L’applauso scioglie la tensione.
Mi dicono che la piazza comincia a riempirsi. Lucio Dalla conosce intanto alcuni ragazzi che a Piazza Armerina suonano e cantano, parla con loro con affetto, dà qualche buon consiglio. Poi gli viene un’idea: «Salite sul palco, stasera, canteremo insieme». Incredibile, con Lucio Dalla tutto è un laboratorio. Salvo Soldato ha una luce negli occhi, sarà sul palco stasera con il grande artista e canteranno insieme.
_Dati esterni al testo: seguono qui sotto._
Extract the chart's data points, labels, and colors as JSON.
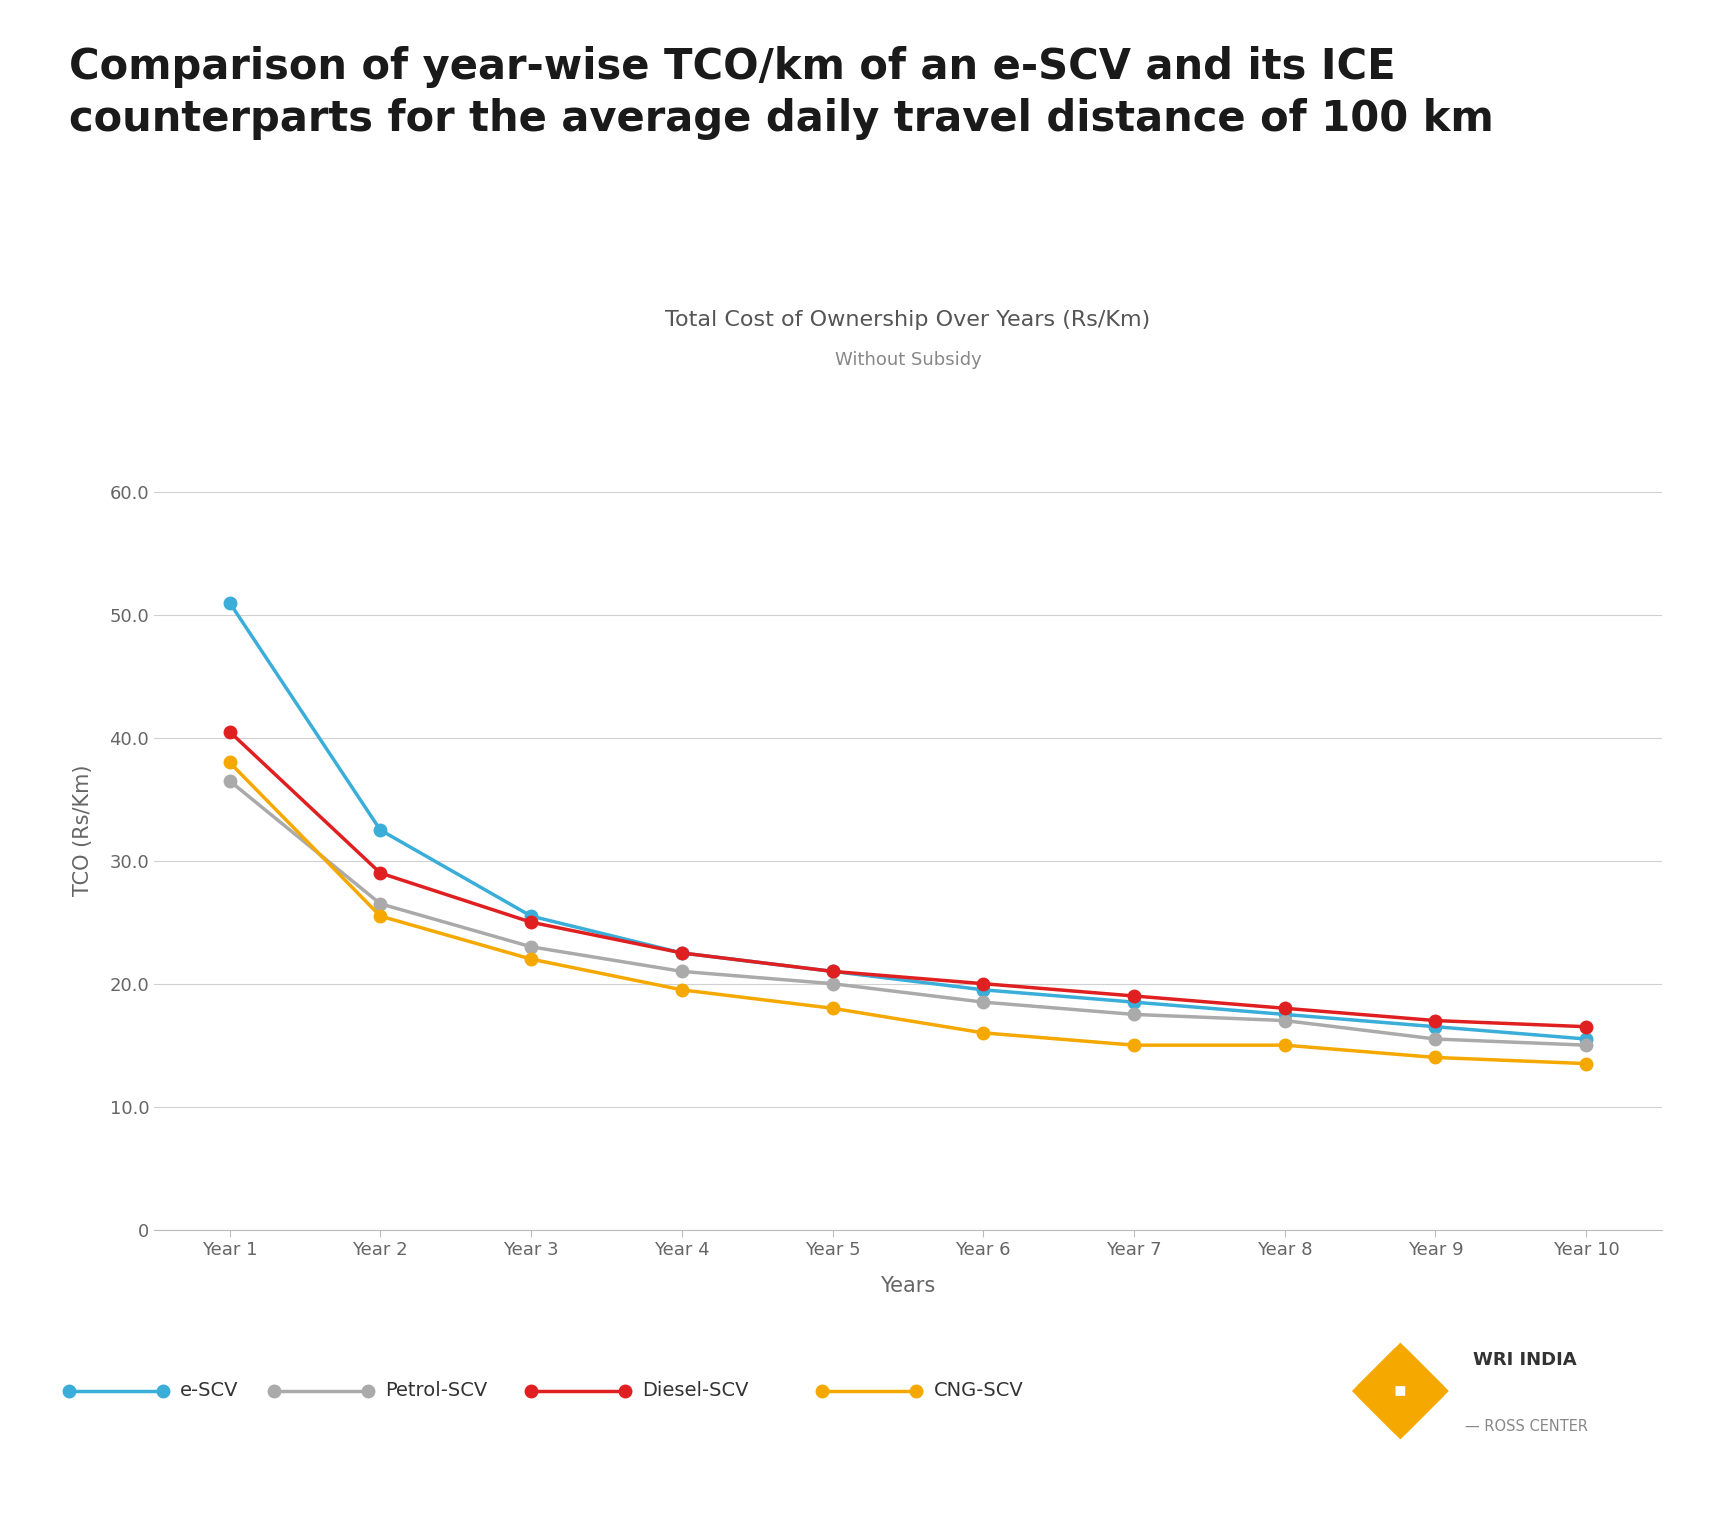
{
  "title_line1": "Comparison of year-wise TCO/km of an e-SCV and its ICE",
  "title_line2": "counterparts for the average daily travel distance of 100 km",
  "chart_title": "Total Cost of Ownership Over Years (Rs/Km)",
  "chart_subtitle": "Without Subsidy",
  "xlabel": "Years",
  "ylabel": "TCO (Rs/Km)",
  "years": [
    "Year 1",
    "Year 2",
    "Year 3",
    "Year 4",
    "Year 5",
    "Year 6",
    "Year 7",
    "Year 8",
    "Year 9",
    "Year 10"
  ],
  "e_scv": [
    51.0,
    32.5,
    25.5,
    22.5,
    21.0,
    19.5,
    18.5,
    17.5,
    16.5,
    15.5
  ],
  "petrol_scv": [
    36.5,
    26.5,
    23.0,
    21.0,
    20.0,
    18.5,
    17.5,
    17.0,
    15.5,
    15.0
  ],
  "diesel_scv": [
    40.5,
    29.0,
    25.0,
    22.5,
    21.0,
    20.0,
    19.0,
    18.0,
    17.0,
    16.5
  ],
  "cng_scv": [
    38.0,
    25.5,
    22.0,
    19.5,
    18.0,
    16.0,
    15.0,
    15.0,
    14.0,
    13.5
  ],
  "color_escv": "#3aaed8",
  "color_petrol": "#aaaaaa",
  "color_diesel": "#e02020",
  "color_cng": "#f5a800",
  "ylim_min": 0,
  "ylim_max": 65,
  "yticks": [
    0,
    10.0,
    20.0,
    30.0,
    40.0,
    50.0,
    60.0
  ],
  "background": "#ffffff",
  "grid_color": "#d0d0d0",
  "title_fontsize": 30,
  "chart_title_fontsize": 16,
  "chart_subtitle_fontsize": 13,
  "axis_label_fontsize": 15,
  "tick_fontsize": 13,
  "legend_fontsize": 14,
  "line_width": 2.5,
  "marker_size": 9
}
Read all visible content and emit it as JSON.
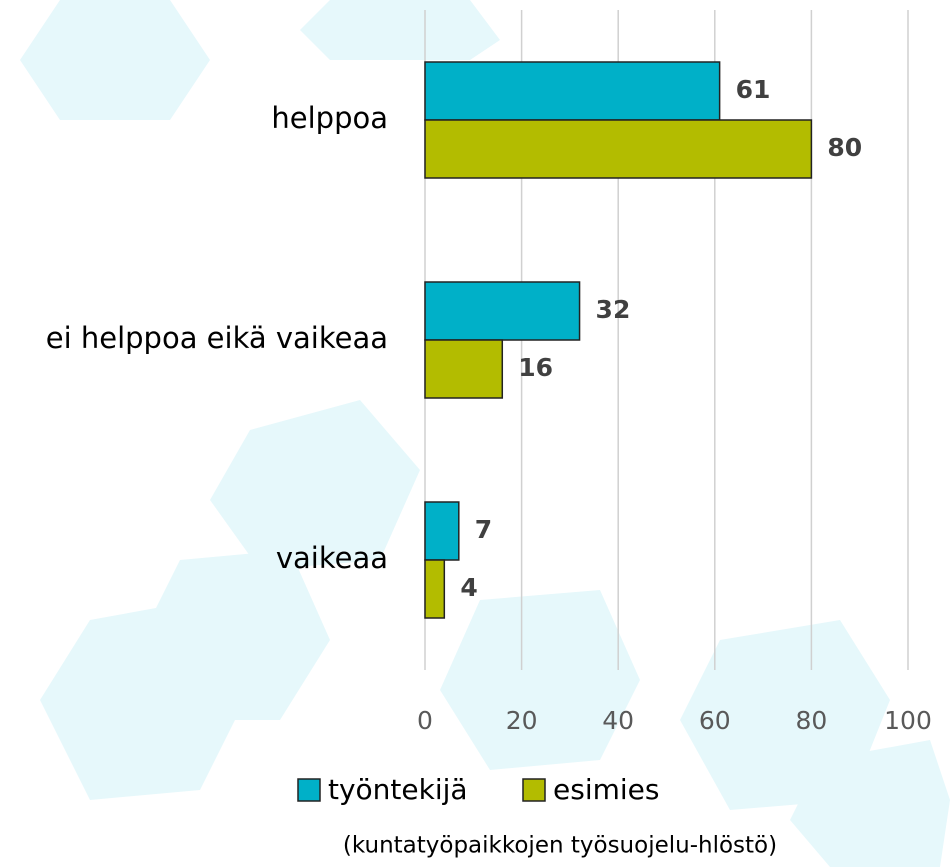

Poco dopo siamo nella grande piazza del concerto. Ormai è tutta gremita. Un tappeto di teste, così fitto che non si arriva a distinguere nessuno. Dalla arriva scortato. Brevi discorsi di saluto. «E’ così, quella di questa notte, la Piazza Armerina che vogliamo!».
Poi il concerto. Le prime note sono un susseguirsi di applausi. Tra il “piccolo uomo buffo” e il suo popolo di fans è l’amore, la condivisione: la musica domina il tempo!
Il nostro ricordo resisterà.
Grazie Lucio. Piazza Armerina non smetterà di amarti.